Une chronique de Chantal Danjou
Claude Haza, Au-delà du regard, encre de Monique Marta, Éditions Alcyone / coll. Surya, 2022
« La poésie comme explication métaphorique du monde », citant Jean Laplanche, d’emblée Claude Haza parle du regard et de l’au-delà du regard, mêle vision et face cachée du monde. L’allégorie de l’Espérance que nous livre l’encre liminaire de Monique Marta souligne cette transformation incessante des êtres et des choses, les décalages, les divagations, les voyages auquel l’œil souscrit. Quelle condition pour que la transformation ait lieu ? Le poète la précise sans tarder : « si je reste attentif à la lenteur des choses le temps que mon corps devienne le monde », ce que la tête prolongée en arbre imaginée par la plasticienne illustre. Et si l’acte poétique chevauchait l’acte de regarder ou le contraire ? « Les yeux déjà transportés ailleurs », notait déjà le poète dans un recueil antérieur, Coups de cœur.
Sans cesse dans ce nouveau livre de Claude Haza se croisent les chemins, les lignes de crêtes, déplacements d’espaces aussi et les chuintements légers qui se font entendre quand ils se rapprochent les uns des autres. Difficile de les circonscrire dans un seul regard, d’autant plus que lieux et temps s’affrontent aussi. C’est bien pour cela que le poète titre avec pertinence l’Au-delà du regard y compris dans l’obscurité qui gagne. « Je ne trouve pas mais je persiste », écrit-il, comme dans la persistance des parfums végétaux dans un jardin la nuit venue. L’ambivalence même des sensations révèle le monde, plus exactement le monde intériorisé, l’être au monde se fondant en être-monde. Très vite – aussi vite que « le soir est venu » – sensation et réflexion font corps, concret-abstrait abattent leurs frontières, c’est ainsi que les phrases se juxtaposent sans coordination ni opposition : « Je sens un souffle chaud passer sur ma peau. Je suis au centre de ma réflexion. » Les proses poétiques suivent le regard, lui donnent langue. Le processus à l’œuvre interroge le poète, le surprend par sa vivacité, le dépasse : de la découverte, de l’émotion, de l’imagination, de la substitution, qui précède l’autre, qui enclenche, qui déroute ?

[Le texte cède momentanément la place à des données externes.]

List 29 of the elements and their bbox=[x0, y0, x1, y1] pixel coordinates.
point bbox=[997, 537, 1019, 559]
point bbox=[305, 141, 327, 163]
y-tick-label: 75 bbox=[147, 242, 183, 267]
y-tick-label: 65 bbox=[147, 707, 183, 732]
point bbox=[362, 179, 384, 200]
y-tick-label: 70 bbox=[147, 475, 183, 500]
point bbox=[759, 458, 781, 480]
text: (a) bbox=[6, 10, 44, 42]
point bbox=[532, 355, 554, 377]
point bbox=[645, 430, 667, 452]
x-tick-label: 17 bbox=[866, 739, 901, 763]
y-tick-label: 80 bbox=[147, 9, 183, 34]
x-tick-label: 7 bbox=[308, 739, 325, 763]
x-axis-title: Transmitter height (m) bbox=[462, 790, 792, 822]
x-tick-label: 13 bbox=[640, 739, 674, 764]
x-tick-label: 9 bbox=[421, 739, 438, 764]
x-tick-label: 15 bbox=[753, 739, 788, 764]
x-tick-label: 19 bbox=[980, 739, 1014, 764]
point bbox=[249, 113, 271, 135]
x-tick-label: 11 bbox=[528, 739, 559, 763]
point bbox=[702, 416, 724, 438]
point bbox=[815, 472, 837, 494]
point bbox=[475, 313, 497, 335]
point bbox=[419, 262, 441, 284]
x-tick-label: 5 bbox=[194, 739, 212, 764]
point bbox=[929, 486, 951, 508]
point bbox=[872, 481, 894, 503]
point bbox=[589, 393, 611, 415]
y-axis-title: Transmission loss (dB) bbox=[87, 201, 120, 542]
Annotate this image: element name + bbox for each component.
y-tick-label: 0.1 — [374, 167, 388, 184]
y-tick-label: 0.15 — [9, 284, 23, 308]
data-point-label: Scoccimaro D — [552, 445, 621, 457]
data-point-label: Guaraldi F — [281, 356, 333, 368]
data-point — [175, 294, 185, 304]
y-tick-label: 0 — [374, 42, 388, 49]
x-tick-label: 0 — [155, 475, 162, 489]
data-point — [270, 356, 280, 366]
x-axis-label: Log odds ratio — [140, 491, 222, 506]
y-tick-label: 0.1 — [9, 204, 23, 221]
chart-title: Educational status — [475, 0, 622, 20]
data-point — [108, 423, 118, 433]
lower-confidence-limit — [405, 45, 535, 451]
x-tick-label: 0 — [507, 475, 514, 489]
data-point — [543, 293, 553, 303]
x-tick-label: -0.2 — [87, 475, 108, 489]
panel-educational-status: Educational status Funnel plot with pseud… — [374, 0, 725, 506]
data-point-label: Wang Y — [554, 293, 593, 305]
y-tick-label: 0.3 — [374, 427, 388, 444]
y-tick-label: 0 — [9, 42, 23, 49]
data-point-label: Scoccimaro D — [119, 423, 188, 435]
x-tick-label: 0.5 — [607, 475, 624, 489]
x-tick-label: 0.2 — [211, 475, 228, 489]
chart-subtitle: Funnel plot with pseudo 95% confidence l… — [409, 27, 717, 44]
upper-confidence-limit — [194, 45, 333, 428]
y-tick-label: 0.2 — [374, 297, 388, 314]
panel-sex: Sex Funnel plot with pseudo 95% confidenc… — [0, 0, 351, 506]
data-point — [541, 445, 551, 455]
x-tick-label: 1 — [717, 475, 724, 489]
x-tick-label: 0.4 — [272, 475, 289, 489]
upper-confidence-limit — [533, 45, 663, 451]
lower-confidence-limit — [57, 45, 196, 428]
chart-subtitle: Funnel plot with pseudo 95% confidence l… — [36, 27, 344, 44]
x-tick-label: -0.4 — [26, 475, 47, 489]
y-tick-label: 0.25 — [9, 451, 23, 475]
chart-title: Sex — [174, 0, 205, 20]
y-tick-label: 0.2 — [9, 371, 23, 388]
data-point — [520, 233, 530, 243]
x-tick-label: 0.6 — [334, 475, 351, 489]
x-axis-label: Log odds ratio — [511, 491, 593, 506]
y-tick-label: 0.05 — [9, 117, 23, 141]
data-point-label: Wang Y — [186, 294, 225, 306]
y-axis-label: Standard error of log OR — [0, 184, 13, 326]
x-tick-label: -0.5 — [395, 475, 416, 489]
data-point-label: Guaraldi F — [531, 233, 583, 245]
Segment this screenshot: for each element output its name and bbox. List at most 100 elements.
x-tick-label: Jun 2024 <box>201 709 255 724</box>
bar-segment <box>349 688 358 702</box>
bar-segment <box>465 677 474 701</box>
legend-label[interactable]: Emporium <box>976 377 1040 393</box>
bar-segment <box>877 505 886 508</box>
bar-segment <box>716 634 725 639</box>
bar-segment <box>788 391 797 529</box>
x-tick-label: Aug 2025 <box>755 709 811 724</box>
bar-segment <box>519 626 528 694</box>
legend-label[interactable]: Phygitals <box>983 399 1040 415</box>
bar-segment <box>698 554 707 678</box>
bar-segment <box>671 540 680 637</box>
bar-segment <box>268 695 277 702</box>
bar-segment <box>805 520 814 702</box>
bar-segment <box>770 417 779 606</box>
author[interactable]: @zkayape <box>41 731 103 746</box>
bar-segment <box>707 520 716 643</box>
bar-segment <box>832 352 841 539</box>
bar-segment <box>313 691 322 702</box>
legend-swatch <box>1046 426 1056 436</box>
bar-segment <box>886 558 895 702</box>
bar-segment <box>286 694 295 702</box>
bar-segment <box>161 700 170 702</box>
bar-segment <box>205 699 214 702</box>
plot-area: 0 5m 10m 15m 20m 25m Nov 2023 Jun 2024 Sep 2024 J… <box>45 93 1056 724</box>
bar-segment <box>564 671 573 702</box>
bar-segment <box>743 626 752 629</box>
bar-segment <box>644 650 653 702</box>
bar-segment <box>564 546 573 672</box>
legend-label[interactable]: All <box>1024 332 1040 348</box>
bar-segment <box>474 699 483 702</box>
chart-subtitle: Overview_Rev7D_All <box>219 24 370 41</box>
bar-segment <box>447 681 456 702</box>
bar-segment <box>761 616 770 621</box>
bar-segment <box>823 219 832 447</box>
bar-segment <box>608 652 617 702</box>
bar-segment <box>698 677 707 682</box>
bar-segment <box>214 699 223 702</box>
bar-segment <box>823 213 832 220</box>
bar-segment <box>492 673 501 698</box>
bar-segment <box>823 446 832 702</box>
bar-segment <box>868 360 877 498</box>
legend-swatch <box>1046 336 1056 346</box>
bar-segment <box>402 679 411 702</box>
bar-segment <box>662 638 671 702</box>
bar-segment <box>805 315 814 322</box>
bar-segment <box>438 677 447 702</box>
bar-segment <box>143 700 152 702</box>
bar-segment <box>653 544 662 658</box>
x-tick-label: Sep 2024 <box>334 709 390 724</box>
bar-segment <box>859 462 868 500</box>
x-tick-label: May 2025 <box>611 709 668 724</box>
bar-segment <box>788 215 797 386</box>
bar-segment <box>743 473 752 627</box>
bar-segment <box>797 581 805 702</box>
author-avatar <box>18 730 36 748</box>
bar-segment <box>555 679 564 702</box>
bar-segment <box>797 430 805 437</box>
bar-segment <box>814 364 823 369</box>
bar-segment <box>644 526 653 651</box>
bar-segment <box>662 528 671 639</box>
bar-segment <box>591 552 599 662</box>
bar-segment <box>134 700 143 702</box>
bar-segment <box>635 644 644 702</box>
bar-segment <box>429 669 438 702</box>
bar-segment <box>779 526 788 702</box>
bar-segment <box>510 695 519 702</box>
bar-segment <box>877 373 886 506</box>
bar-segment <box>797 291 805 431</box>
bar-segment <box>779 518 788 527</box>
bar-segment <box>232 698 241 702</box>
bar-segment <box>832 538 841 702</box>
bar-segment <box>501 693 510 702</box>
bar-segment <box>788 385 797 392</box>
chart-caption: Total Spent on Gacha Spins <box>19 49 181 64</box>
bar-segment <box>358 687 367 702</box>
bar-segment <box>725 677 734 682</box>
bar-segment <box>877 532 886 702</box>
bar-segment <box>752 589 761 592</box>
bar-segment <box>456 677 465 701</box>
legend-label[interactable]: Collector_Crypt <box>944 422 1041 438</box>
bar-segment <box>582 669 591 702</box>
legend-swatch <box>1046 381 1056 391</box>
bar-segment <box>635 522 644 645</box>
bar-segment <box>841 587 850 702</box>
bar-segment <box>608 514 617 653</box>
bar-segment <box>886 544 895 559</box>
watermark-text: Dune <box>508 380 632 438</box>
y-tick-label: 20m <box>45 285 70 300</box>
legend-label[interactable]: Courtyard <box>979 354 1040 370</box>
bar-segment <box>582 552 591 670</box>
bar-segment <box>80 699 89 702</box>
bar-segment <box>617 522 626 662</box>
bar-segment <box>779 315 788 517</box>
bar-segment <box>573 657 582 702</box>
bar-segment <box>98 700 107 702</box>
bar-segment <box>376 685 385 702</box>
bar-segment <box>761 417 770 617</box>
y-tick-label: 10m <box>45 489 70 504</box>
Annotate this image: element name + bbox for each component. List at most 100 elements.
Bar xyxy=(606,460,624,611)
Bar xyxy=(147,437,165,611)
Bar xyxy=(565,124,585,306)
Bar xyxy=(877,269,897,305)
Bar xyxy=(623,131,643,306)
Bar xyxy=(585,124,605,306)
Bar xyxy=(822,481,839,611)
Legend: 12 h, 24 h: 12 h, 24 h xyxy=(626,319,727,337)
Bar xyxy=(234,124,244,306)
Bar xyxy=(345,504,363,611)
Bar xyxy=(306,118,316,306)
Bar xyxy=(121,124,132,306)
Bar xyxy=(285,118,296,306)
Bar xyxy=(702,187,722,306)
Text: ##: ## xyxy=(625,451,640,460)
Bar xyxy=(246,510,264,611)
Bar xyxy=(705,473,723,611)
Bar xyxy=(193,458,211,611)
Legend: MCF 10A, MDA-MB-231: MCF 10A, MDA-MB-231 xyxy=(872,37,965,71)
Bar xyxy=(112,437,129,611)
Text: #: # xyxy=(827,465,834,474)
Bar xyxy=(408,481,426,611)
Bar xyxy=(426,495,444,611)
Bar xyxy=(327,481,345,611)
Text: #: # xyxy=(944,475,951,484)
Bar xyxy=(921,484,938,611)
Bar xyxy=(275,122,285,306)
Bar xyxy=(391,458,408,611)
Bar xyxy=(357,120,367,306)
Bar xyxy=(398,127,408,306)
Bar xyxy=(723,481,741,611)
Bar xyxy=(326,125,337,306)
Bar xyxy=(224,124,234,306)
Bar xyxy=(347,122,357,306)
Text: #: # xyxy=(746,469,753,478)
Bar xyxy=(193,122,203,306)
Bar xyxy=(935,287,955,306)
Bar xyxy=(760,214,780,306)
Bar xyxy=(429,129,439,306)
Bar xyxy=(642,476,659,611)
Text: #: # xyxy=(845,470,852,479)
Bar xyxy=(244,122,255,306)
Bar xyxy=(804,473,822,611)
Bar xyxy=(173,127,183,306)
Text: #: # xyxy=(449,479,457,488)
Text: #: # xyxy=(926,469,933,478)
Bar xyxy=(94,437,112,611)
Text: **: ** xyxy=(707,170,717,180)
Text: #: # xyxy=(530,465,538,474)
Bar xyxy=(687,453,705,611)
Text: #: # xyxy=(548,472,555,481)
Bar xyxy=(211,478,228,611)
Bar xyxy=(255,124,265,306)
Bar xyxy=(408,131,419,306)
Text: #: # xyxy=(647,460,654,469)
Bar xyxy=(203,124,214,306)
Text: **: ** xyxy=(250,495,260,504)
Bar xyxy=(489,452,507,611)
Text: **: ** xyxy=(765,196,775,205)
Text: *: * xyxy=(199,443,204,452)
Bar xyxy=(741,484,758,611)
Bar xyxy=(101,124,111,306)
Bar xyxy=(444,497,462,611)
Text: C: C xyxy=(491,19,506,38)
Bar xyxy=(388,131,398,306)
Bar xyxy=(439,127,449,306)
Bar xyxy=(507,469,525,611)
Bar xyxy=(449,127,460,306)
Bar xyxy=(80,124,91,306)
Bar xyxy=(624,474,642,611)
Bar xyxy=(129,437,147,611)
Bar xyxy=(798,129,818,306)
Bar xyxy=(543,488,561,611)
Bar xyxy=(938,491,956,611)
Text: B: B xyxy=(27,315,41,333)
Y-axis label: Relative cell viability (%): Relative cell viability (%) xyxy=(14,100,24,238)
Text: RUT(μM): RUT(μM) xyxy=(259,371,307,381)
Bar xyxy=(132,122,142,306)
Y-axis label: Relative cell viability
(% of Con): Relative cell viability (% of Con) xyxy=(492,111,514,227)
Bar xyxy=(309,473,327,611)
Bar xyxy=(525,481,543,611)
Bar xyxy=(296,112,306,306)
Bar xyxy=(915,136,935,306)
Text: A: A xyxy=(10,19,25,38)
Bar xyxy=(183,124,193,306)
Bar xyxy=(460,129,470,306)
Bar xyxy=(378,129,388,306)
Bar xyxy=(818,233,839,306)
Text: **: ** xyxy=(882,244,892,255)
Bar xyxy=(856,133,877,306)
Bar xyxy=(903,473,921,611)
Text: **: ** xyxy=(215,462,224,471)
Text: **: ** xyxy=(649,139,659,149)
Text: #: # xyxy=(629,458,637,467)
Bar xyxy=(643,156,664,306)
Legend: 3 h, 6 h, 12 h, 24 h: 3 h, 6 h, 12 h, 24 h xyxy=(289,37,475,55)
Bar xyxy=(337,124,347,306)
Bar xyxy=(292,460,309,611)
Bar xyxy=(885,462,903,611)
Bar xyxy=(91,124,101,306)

D’autres enjeux naissent alors qui ne s’excluent pas mutuellement mais se complètent. Leur rencontre crée cette « euphorie » dont parle le poète en lui redonnant le sens d’intensité, de confiance et d’allégresse, écartant l’acception de bien-être illusoire. Cependant une telle euphorie a un prix et l’auteur en décrit justement les jalons. Des mots prégnants scandent son itinéraire, interagissent et questionnent : ainsi solitude, conscience, doute, souffle, lucidité, vigilance, mémoire, tous, à l’instar de sa thématique du regard, « ouvrant sur la route déserte à perte de vue ». Chaque « imminence » de mot donne « l’ampleur », permet « de résister au vent » et convoque une nature qui pour être métaphorique n’en est pas moins d’une grande et belle précision picturale, l’enjeu du tableau étant de « faire parler l’invisible ». La campagne, les saynètes observées appartiennent donc à un domaine métamorphosé-métamorphosant, supposant le travail incessant d’introspection et d’écriture. La vigilance du poète est extrême : « Dans l’attente de tout savoir, je suis curieux. À la croisée des routes d’apparence fragile j’érige mon domaine d’artifices dont l’ensemble des couleurs et des formes sont disponibles sous mes yeux. » Si l’auteur interroge la ligne de partage entre lui et le monde, ne conduit-elle pas à celle entre silence et bruissement de parole ? Par touches successives, il s’invite et invite son lecteur subjugué à l’écart, à l’oubli, et de manière concomitante, à la « rumeur » ou la « résonance » du monde, à – l’expression est touchante – une « vision caressante », le choix lexical s’avérant de plus en plus exact et nuancé.
En fin de recueil, qu’est devenu l’au-delà du regard, si ce n’est le « cycle d’apparition et disparition » ? C’est peut-être le livre où Claude Haza articule avec le plus de clairvoyance approches sensibles et données conceptuelles, renouvelle sa quête avec joie et gravité conjointes. Son lecteur est pris dans « l’enchantement »-le chant qui vient de l’exercice réitéré du regard car ainsi que l’énonce le poète : « Je choisis de regarder une branche, ses va-et-vient engendrer l’espace ».